Un message, Mme Borne ? «Nous sommes dans une période de bouleversement, dans un monde qui nous impose de défendre notre modèle démocratique et social. Je le dis et le redis, il n’est pas question de taxer plus les entreprises, nous sommes la majorité qui les a le plus libérées depuis des décennies, (...) notre croissance cumulée depuis 2017 est supérieure à celle de l’Allemagne, de l’Italie ou de l’Espagne, et nous ne changerons pas de cap, il n’y aura pas de hausse d’impôt». Et puis l’instabilité fiscale, ça n’a jamais fait bon ménage avec l’activité, «les entreprises ont besoin de visibilité, je m’étais engagée sur la CVAE, elle sera supprimée d’ici la fin du quinquennat», martèle-t-elle, mentionnant aussi, au titre des atouts sur le flanc immobilier cette fois, un PTZ revivifié.

Supprimer les perturbateurs ?

Sur le volet de la simplification, «un travail est engagé entre entreprises, parlementaires et administration pour des résultats visibles dès 2024. Je suis convaincue que les défis actuels sont des opportunités, avec de nouveaux modèles fondés sur la sobriété, sur la ré-invention de la croissance autour de la planification écologique, secteur par secteur, territoire par territoire. Un modèle nouveau, français, clair, efficace et crédible», pour faire rimer réindustrialisation et décarbonation.

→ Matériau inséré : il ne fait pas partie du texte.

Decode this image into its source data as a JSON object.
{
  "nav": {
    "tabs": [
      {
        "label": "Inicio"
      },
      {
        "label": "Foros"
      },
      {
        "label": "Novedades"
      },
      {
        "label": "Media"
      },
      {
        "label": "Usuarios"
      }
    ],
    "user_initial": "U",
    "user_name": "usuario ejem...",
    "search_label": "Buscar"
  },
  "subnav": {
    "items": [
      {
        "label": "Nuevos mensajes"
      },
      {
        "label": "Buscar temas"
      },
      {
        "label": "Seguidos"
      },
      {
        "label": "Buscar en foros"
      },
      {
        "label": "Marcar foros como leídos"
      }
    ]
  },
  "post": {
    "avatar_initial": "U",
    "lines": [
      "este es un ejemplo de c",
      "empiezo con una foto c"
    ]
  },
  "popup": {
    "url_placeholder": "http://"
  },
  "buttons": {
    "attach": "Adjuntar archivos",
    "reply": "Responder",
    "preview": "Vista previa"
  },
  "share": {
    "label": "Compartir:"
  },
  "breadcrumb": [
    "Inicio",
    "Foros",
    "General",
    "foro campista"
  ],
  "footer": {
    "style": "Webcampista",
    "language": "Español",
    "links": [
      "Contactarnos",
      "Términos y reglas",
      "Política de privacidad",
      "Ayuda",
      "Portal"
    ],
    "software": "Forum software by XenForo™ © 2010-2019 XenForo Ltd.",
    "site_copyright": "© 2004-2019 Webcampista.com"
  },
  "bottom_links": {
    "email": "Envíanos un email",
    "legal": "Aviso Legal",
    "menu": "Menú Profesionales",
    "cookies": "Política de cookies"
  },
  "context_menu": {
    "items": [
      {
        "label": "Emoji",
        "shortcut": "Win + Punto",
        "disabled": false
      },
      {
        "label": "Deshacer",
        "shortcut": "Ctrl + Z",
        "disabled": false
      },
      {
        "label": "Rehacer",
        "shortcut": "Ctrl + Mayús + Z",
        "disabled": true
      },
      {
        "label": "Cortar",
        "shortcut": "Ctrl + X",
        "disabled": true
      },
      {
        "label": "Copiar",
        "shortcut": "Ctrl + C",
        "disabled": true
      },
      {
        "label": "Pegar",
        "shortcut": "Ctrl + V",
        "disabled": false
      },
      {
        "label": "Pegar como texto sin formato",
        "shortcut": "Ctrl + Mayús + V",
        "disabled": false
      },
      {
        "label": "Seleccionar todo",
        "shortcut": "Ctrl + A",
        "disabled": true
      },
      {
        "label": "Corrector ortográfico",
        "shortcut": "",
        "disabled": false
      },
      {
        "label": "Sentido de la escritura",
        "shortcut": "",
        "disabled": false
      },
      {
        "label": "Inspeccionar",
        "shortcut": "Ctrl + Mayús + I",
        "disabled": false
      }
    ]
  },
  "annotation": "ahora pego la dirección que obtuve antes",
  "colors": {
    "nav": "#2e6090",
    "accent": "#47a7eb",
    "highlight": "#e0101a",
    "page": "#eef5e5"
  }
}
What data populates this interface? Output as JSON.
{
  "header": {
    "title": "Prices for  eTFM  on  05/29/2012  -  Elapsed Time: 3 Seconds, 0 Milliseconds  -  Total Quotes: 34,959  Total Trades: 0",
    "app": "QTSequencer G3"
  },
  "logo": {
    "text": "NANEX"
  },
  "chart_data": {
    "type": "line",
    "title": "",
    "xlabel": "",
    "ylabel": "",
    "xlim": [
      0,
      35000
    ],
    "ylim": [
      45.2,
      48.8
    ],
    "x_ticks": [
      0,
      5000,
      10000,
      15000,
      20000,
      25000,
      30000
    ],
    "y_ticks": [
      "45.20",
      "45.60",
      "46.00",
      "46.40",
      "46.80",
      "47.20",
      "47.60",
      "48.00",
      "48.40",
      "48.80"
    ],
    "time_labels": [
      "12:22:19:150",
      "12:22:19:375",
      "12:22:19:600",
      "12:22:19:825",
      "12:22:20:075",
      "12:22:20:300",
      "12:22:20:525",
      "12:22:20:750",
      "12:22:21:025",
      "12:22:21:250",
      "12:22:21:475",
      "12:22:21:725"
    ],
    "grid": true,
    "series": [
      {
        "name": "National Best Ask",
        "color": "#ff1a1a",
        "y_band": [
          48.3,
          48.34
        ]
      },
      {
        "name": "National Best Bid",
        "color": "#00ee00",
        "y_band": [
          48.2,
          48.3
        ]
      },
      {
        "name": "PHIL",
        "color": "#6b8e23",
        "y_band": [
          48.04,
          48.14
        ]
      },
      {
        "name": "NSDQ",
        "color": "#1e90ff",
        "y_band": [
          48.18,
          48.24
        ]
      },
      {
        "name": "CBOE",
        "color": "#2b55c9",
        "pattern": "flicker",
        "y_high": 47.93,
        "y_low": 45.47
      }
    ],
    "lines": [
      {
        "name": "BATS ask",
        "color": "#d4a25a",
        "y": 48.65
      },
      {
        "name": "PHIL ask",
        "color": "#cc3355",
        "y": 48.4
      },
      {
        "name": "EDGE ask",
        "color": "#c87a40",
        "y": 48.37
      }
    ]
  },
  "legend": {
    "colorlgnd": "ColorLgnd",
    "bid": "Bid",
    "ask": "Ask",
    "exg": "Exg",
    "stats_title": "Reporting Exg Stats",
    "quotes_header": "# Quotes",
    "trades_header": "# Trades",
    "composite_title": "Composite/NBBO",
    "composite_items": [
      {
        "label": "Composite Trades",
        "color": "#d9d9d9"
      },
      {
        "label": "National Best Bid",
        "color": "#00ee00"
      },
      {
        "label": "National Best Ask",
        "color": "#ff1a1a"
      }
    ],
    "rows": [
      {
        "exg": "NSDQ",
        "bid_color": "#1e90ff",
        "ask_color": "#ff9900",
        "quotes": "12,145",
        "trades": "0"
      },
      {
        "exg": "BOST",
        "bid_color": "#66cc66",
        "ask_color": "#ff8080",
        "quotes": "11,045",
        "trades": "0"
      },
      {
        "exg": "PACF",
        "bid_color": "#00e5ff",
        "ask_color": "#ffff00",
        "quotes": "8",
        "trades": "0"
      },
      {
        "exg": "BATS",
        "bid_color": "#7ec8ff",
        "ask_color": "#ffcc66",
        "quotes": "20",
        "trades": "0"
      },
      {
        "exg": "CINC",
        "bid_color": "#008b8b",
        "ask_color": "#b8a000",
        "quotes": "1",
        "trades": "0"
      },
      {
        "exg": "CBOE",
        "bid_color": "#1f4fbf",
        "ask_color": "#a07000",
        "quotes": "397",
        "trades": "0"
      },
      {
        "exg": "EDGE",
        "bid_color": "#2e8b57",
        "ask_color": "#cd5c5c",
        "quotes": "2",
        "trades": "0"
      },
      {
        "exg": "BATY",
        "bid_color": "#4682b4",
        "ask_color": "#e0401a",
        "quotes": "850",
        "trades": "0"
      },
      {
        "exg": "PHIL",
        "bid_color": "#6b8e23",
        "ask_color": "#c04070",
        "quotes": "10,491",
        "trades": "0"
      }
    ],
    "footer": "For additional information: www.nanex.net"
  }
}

La morale de cette séquence, sur un climat un peu plus tendu qu’à l’ordinaire : «La politique de l’offre n’est pas naturelle dans notre pays... Trop souvent les baisses d’impôt ou les aides aux entreprises sont perçues comme des cadeaux. S’il y a des résultats au niveau macro-économique, il faut que dans leur quotidien nos concitoyens en ressentent les effets, il faut que les chefs d’entreprise écoutent leurs salariés, sur leurs conditions de travail, sur leur pouvoir d’achat», parlant là-encore de «responsabilité partagée».

Si l’applaudimètre était un tantinet mollasson dans les tribunes de Longchamp, ces petites preuves d’amour, dans un couple État-patronat qui finalement aura duré, auront un peu ravivé la flamme.